If I have a random variable $X$ then how to interpret the following expectations $E[X|X\leq c]$ and $E[X1_{X\leq c}]$? I know its a very simple question but I do not know how to interpret these two expectations and any practical examples will be very helpful. Thanks in advance.
For Example:
If we have a class of students. The students heights are random. Can we have explanation for conditional expectation and the other expectation for this example. Thanks in advance.
On
The condition is supposed to be interpreted as narrowing down the domain of possibilities. Conditional expectation is the recalculated expectation by resetting probabilities to zero for those outcomes not satisfying the given condition, and reassigning the probability for those that do.

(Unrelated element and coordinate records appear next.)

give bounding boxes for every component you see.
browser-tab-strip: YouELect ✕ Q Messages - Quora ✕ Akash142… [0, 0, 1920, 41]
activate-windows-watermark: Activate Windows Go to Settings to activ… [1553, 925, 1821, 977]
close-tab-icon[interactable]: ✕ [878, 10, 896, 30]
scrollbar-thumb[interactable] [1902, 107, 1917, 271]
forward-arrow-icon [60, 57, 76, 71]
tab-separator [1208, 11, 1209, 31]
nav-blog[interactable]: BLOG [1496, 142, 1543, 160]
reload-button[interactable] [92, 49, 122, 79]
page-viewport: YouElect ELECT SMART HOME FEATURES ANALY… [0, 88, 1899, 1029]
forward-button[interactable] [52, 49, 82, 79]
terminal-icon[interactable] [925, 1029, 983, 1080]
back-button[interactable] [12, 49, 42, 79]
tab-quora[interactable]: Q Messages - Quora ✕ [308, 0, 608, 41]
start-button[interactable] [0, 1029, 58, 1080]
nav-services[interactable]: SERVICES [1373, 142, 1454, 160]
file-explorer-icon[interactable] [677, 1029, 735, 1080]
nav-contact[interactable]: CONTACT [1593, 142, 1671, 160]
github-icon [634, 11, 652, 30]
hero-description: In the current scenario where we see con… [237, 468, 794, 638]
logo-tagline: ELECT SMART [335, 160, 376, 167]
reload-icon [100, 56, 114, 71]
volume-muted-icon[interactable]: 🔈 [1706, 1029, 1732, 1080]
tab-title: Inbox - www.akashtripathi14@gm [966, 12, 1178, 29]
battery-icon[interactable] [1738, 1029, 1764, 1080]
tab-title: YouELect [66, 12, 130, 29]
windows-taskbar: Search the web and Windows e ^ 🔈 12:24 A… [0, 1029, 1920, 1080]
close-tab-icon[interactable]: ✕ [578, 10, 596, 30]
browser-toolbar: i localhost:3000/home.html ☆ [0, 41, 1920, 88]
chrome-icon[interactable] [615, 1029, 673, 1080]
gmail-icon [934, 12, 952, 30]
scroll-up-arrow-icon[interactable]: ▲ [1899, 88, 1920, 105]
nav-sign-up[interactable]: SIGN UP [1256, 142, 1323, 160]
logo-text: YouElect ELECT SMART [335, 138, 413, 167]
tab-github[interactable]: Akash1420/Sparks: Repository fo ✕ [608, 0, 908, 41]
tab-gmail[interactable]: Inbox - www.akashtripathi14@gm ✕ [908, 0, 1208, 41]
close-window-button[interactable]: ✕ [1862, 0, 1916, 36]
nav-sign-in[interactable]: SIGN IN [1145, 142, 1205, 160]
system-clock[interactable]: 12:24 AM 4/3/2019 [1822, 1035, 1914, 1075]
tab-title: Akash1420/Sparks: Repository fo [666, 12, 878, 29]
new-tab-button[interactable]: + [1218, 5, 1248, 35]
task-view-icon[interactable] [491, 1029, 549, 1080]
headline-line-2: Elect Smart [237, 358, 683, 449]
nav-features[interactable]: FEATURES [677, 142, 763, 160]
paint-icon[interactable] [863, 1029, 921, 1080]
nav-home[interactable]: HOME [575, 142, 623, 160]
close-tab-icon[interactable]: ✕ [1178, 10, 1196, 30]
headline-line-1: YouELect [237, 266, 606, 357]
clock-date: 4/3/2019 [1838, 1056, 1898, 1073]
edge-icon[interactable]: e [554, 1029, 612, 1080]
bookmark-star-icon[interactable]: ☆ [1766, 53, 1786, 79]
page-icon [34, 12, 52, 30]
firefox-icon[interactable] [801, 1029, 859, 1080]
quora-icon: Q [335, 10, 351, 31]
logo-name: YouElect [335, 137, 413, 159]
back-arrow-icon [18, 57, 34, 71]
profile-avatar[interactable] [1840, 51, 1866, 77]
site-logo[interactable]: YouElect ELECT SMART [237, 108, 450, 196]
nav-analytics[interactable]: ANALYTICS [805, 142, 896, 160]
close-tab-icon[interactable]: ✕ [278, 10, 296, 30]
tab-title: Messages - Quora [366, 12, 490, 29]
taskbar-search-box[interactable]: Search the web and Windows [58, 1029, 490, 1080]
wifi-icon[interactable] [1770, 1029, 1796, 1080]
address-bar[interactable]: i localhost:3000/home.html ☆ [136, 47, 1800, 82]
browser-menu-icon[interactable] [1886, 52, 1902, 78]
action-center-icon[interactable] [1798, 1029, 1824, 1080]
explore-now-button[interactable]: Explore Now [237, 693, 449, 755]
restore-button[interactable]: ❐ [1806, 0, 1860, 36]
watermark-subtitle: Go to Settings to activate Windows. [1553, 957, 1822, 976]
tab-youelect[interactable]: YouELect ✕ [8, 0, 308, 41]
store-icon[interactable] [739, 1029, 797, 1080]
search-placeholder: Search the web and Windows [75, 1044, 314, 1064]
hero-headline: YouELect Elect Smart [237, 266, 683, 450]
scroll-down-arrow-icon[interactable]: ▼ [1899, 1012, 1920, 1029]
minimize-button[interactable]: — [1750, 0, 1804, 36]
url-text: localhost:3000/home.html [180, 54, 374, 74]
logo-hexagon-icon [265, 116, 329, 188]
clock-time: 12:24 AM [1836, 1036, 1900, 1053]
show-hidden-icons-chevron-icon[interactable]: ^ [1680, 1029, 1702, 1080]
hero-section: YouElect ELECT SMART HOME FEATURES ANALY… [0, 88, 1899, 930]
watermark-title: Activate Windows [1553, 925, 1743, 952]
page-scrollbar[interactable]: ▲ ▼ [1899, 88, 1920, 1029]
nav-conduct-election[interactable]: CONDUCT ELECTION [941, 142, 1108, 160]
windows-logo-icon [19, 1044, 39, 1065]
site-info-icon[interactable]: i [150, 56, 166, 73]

Example: When a fair die is thrown the expectation is $\frac16(1+2+3+4+5+6)=7/2$. (all the 6 outcomes have probability 1/6). Now put the condition that the outcome is a square number. So new probabilities are 1/2 for 1 and 4 (the square numbers) and 0 for others.
So the revised (conditional expectation) is $\frac12(1+4)=5/2$
$\mathsf E(X\mid X\leq c)$ is the conditionally expectation for the random variable $X$ when given the event that $X\leq c$.
$\mathsf E(X\,\mathbf 1_{ X\leq c})$ is the expected value of the product of random variable $X$ and the indicator random variable for the event that $X\leq c$.
When the event $X\leq c$ has positive probability mass, then they will be related as: $$\mathsf E(X\,\mathbf 1_{X\leq c})=\mathsf E(X\mid X\leq c)\cdot \mathsf P(X\leq c)$$
If $X$ measures the height of students, then $\mathsf E(X\mid X\leq 1\text{m})$ is the expected height of students who are less than one metre heigh, while $\mathsf E(X~\mathbf 1_{X\leq 1\text{m}})$ is the expected height of students when we record $0$ for all students over one metre.